There are numerous issues that could be at play, including a fracturing of gangs leading to more conflicts, said Robert M. Lombardo, an associate professor of criminology and criminal justice at Loyola University Chicago. He also said officers in Chicago and other cities may also be feeling hesitant amid protests over policing.
“The officers are just having second thoughts about being aggressive,” said Lombardo, a former Chicago police officer. “You can’t determine a trend with one month’s worth of data, but everyone pretty much expects it to be a long, hot, bad summer and for this to continue.”
Even before the firestorm following the McDonald video, Emanuel was criticized for suggesting that officers had stepped back from policing due to nationwide demonstrations over how police use lethal force.
During a discussion in Washington last fall involving U.S. Attorney General Loretta Lynch and numerous mayors and police chiefs, Emmanuel said: “We have allowed our police department to get fetal and it is having a direct consequence. They have pulled back from the ability to interdict … they don’t want to be a news story themselves, they don’t want their career ended early, and it’s having an impact.”
The McDonald video went public the next month, following efforts by Emanuel and his office to fight its release. City leaders and protesters called for Emanuel to oust his police chief, Garry McCarthy. Emanuel, a Democrat in a tumultuous second term, initially stood by McCarthy, then reversed course and asked him to resign. Still, public anger remained focused on Emanuel.

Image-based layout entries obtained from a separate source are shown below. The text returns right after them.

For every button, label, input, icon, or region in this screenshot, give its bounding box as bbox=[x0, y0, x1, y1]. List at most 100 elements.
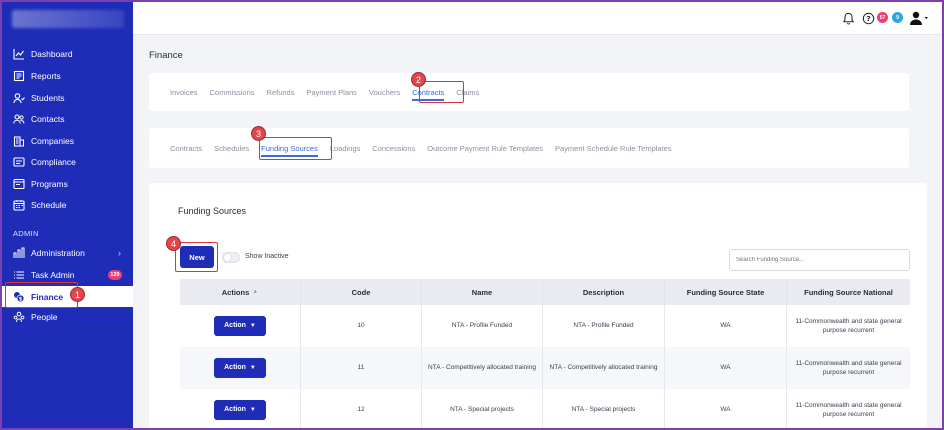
tab-schedules[interactable]: Schedules bbox=[214, 144, 249, 153]
column-header-state[interactable]: Funding Source State bbox=[665, 279, 787, 305]
cell-code: 11 bbox=[301, 347, 422, 389]
column-header-code[interactable]: Code bbox=[301, 279, 422, 305]
caret-down-icon: ▼ bbox=[249, 322, 256, 329]
cell-code: 10 bbox=[301, 305, 422, 347]
sidebar-item-label: Students bbox=[31, 92, 65, 103]
sidebar-item-label: Contacts bbox=[31, 113, 65, 124]
column-header-national[interactable]: Funding Source National bbox=[787, 279, 910, 305]
column-header-name[interactable]: Name bbox=[422, 279, 543, 305]
tab-payment-schedule-rule-templates[interactable]: Payment Schedule Rule Templates bbox=[555, 144, 672, 153]
sidebar-item-programs[interactable]: Programs bbox=[2, 173, 133, 194]
annotation-marker-2: 2 bbox=[411, 72, 426, 87]
cell-national: 11-Commonwealth and state general purpos… bbox=[795, 401, 902, 418]
sidebar-item-students[interactable]: Students bbox=[2, 87, 133, 108]
people-icon bbox=[13, 311, 25, 323]
students-icon bbox=[13, 92, 25, 104]
cell-description: NTA - Competitively allocated training bbox=[543, 347, 665, 389]
tab-payment-plans[interactable]: Payment Plans bbox=[306, 88, 356, 97]
programs-icon bbox=[13, 178, 25, 190]
task-count-badge: 129 bbox=[108, 269, 122, 280]
sidebar-item-reports[interactable]: Reports bbox=[2, 65, 133, 86]
table-row: Action ▼ 12 NTA - Special projects NTA - … bbox=[180, 389, 910, 428]
chart-line-icon bbox=[13, 48, 25, 60]
tab-vouchers[interactable]: Vouchers bbox=[369, 88, 400, 97]
notification-badge-blue[interactable]: 9 bbox=[892, 12, 903, 23]
notification-badge-red[interactable]: 57 bbox=[877, 12, 888, 23]
cell-state: WA bbox=[665, 347, 787, 389]
sidebar-item-dashboard[interactable]: Dashboard bbox=[2, 43, 133, 64]
bell-icon[interactable] bbox=[841, 11, 855, 25]
user-avatar-icon[interactable] bbox=[909, 11, 929, 25]
administration-icon bbox=[13, 247, 25, 259]
section-title: Funding Sources bbox=[178, 206, 247, 216]
sidebar-item-compliance[interactable]: Compliance bbox=[2, 151, 133, 172]
column-header-actions[interactable]: Actions ▲ bbox=[180, 279, 301, 305]
app-window: Dashboard Reports Students Contacts Comp… bbox=[0, 0, 944, 430]
annotation-marker-1: 1 bbox=[70, 287, 85, 302]
schedule-icon bbox=[13, 199, 25, 211]
brand-logo bbox=[12, 10, 124, 28]
sidebar-item-companies[interactable]: Companies bbox=[2, 130, 133, 151]
sidebar: Dashboard Reports Students Contacts Comp… bbox=[2, 2, 133, 428]
cell-name: NTA - Profile Funded bbox=[422, 305, 543, 347]
compliance-icon bbox=[13, 156, 25, 168]
annotation-marker-4: 4 bbox=[166, 236, 181, 251]
column-header-description[interactable]: Description bbox=[543, 279, 665, 305]
cell-national: 11-Commonwealth and state general purpos… bbox=[795, 317, 902, 334]
tab-outcome-payment-rule-templates[interactable]: Outcome Payment Rule Templates bbox=[427, 144, 543, 153]
finance-tabs-card: Invoices Commissions Refunds Payment Pla… bbox=[149, 73, 909, 111]
action-dropdown-button[interactable]: Action ▼ bbox=[214, 400, 266, 420]
task-admin-icon bbox=[13, 269, 25, 281]
tab-refunds[interactable]: Refunds bbox=[267, 88, 295, 97]
show-inactive-label: Show Inactive bbox=[245, 253, 289, 260]
caret-down-icon: ▼ bbox=[249, 364, 256, 371]
top-bar: ? 57 9 bbox=[133, 2, 942, 35]
show-inactive-toggle[interactable] bbox=[222, 252, 240, 263]
companies-icon bbox=[13, 135, 25, 147]
annotation-marker-3: 3 bbox=[251, 126, 266, 141]
action-dropdown-button[interactable]: Action ▼ bbox=[214, 358, 266, 378]
tab-contracts-sub[interactable]: Contracts bbox=[170, 144, 202, 153]
annotation-box-finance bbox=[5, 282, 78, 308]
page-title: Finance bbox=[149, 50, 183, 61]
tab-loadings[interactable]: Loadings bbox=[330, 144, 360, 153]
annotation-box-funding-sources bbox=[259, 137, 332, 160]
tab-commissions[interactable]: Commissions bbox=[210, 88, 255, 97]
table-row: Action ▼ 10 NTA - Profile Funded NTA - Pr… bbox=[180, 305, 910, 347]
sidebar-item-label: Administration bbox=[31, 247, 85, 258]
sidebar-item-administration[interactable]: Administration › bbox=[2, 242, 133, 263]
cell-description: NTA - Profile Funded bbox=[543, 305, 665, 347]
sidebar-item-label: Task Admin bbox=[31, 269, 75, 280]
help-icon[interactable]: ? bbox=[861, 11, 875, 25]
sidebar-item-schedule[interactable]: Schedule bbox=[2, 194, 133, 215]
sidebar-item-people[interactable]: People bbox=[2, 306, 133, 327]
sidebar-item-contacts[interactable]: Contacts bbox=[2, 108, 133, 129]
cell-state: WA bbox=[665, 389, 787, 428]
funding-sources-table: Actions ▲ Code Name Description Funding S… bbox=[180, 279, 910, 428]
report-icon bbox=[13, 70, 25, 82]
cell-state: WA bbox=[665, 305, 787, 347]
cell-national: 11-Commonwealth and state general purpos… bbox=[795, 359, 902, 376]
annotation-box-new bbox=[175, 242, 218, 272]
sidebar-item-label: People bbox=[31, 311, 58, 322]
action-dropdown-button[interactable]: Action ▼ bbox=[214, 316, 266, 336]
svg-text:?: ? bbox=[866, 14, 870, 23]
annotation-box-contracts bbox=[419, 81, 464, 103]
contacts-icon bbox=[13, 113, 25, 125]
chevron-right-icon: › bbox=[118, 247, 121, 258]
caret-down-icon: ▼ bbox=[249, 406, 256, 413]
tab-invoices[interactable]: Invoices bbox=[170, 88, 198, 97]
sort-up-icon: ▲ bbox=[252, 289, 259, 295]
sidebar-item-label: Programs bbox=[31, 178, 68, 189]
sidebar-item-label: Schedule bbox=[31, 199, 67, 210]
table-header: Actions ▲ Code Name Description Funding S… bbox=[180, 279, 910, 305]
sidebar-item-label: Reports bbox=[31, 70, 61, 81]
sidebar-item-label: Companies bbox=[31, 135, 74, 146]
cell-name: NTA - Competitively allocated training bbox=[422, 347, 543, 389]
sidebar-item-label: Dashboard bbox=[31, 48, 73, 59]
cell-name: NTA - Special projects bbox=[422, 389, 543, 428]
search-funding-source-input[interactable] bbox=[729, 249, 910, 271]
admin-section-label: ADMIN bbox=[13, 229, 39, 238]
table-row: Action ▼ 11 NTA - Competitively allocated… bbox=[180, 347, 910, 389]
tab-concessions[interactable]: Concessions bbox=[372, 144, 415, 153]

Last month, the Chicago Police Board nominated three people to be considered as the next police superintendent. Emanuel ignored their suggestions and, on Monday, said he was making Johnson his third police superintendent in four months. In his announcement, Emanuel asked the Police Board to conduct another search later this year, but the board said Friday that it would wait to see what happens with reports suggesting that the ordinance guiding the selection of superintendents could be changed.

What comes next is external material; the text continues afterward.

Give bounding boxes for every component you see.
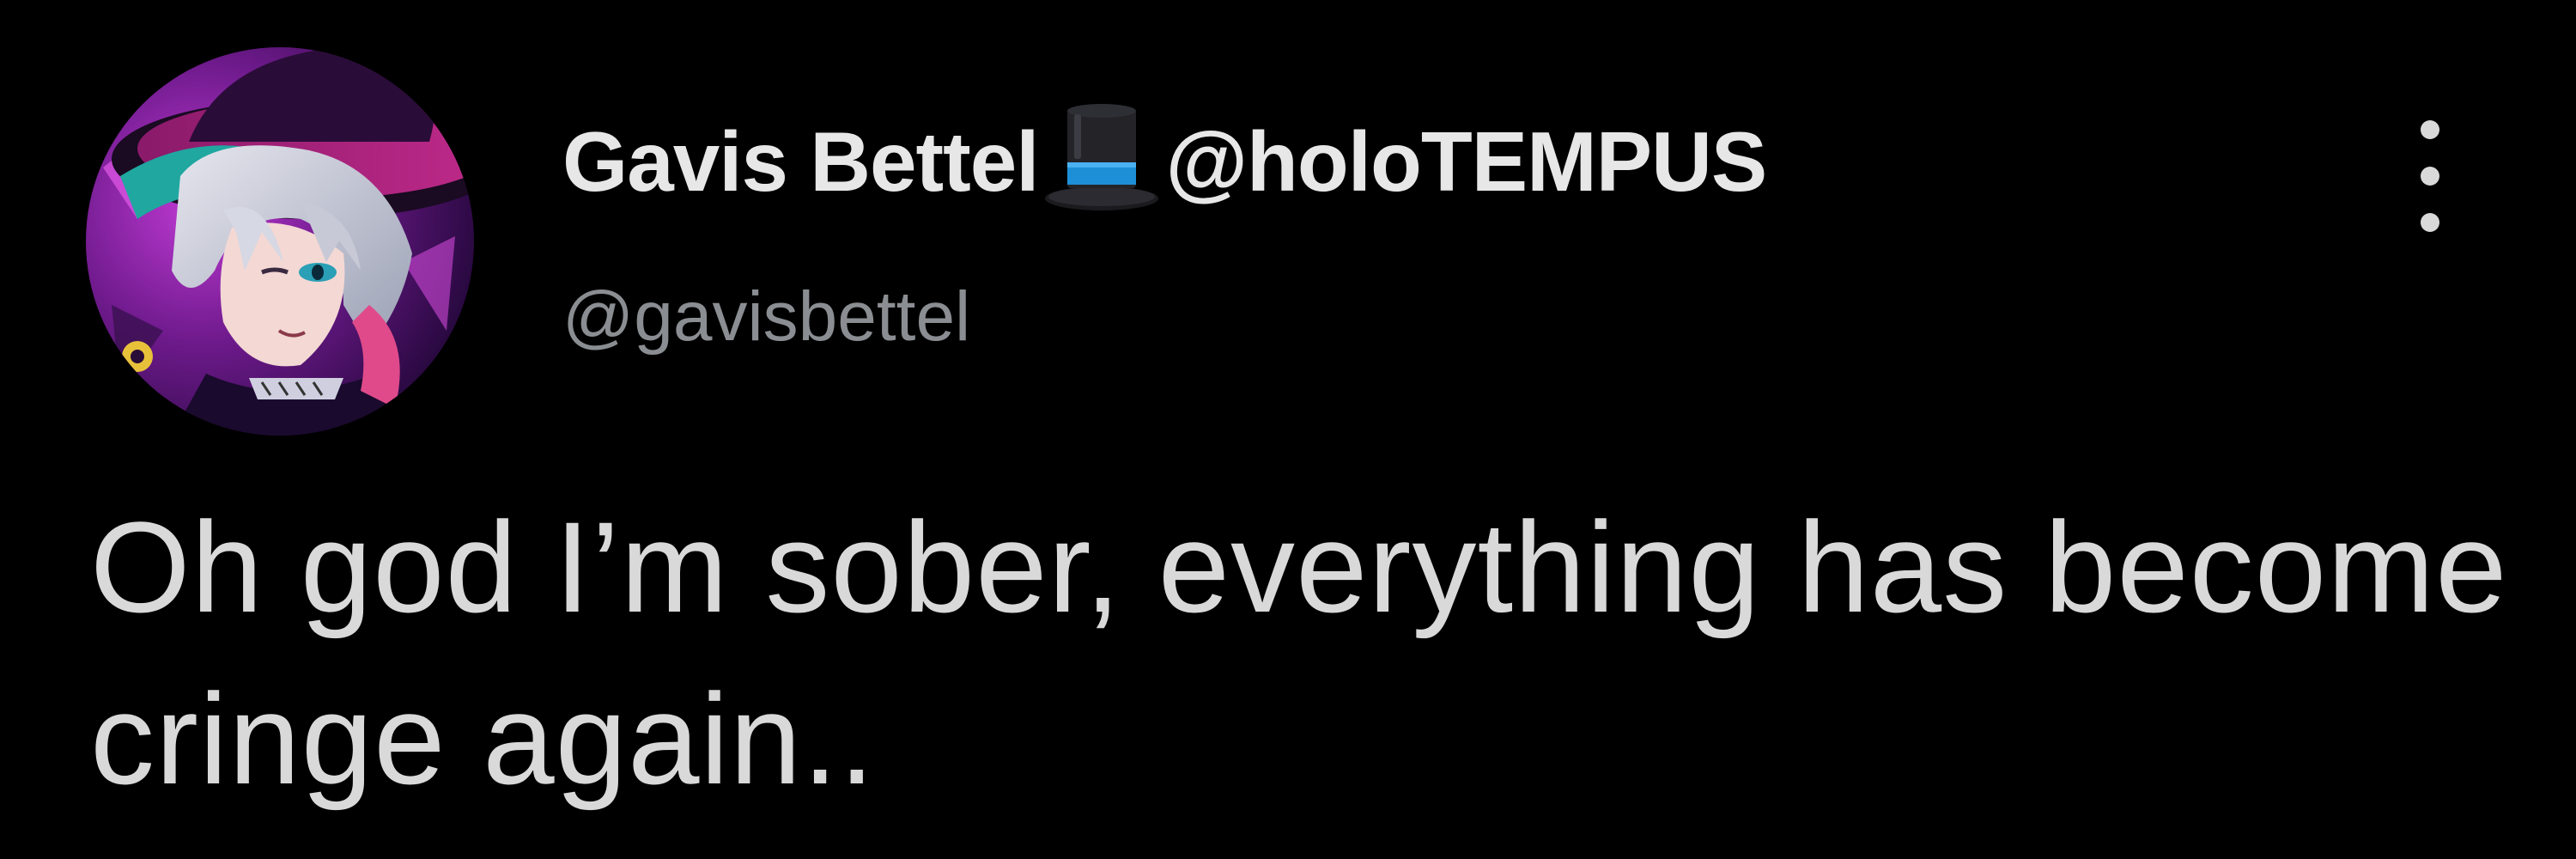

Johnson has numerous things to accomplish on the job. One is reviving the morale of the police force, something Emanuel and the department both highlighted in statements this week. The department said that with Johnson’s appointment, the force has refocused on fighting violence in the streets, beefing up morale and restoring trust in the department.

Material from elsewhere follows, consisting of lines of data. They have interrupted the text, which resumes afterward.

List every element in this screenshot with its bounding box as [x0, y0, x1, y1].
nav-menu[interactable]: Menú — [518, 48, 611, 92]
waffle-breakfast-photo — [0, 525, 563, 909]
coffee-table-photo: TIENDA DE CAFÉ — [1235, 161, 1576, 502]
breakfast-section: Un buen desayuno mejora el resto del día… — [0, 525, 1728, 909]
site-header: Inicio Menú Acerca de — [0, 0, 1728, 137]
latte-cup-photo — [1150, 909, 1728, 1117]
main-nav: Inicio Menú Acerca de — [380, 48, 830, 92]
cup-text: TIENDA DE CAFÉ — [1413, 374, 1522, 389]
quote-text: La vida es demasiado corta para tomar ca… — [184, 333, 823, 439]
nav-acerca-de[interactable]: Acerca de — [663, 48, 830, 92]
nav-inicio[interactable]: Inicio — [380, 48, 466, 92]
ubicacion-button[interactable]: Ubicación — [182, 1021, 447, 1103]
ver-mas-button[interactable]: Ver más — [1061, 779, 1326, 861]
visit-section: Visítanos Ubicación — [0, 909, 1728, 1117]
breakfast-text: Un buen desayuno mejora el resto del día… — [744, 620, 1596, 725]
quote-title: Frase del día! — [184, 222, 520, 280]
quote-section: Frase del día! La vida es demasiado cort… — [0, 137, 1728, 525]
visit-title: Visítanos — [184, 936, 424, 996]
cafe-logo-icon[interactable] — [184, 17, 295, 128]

(The Chicago police union drew sharp criticism this week for hiring Van Dyke, the officer charged with murdering McDonald, to work as a janitor, a decision the union defended as helping an officer who was in financial need because he was suspended without pay. The union’s president did not respond to a request for comment.)
In naming Johnson as interim police superintendent, Emanuel specifically highlighted the veteran officer’s history of fighting crime. His office touted Johnson’s experience as deputy chief of patrol for Chicago’s “Area Central” region, describing how gun-related violence fell by nearly a third in 2013 under Johnson’s leadership and how shootings also declined the following year.
Johnson said Friday that the department will work to fight crime, but he added in a statement that “we all have a part to play in creating a safer Chicago.”
“In the coming weeks and months, I plan on meeting with and listening to a range of Chicagoans – from activists and elected officials to ministers and parents — to find ways that we can come together to build mutual trust and lasting partnerships that will make our streets safer for everyone,” he said.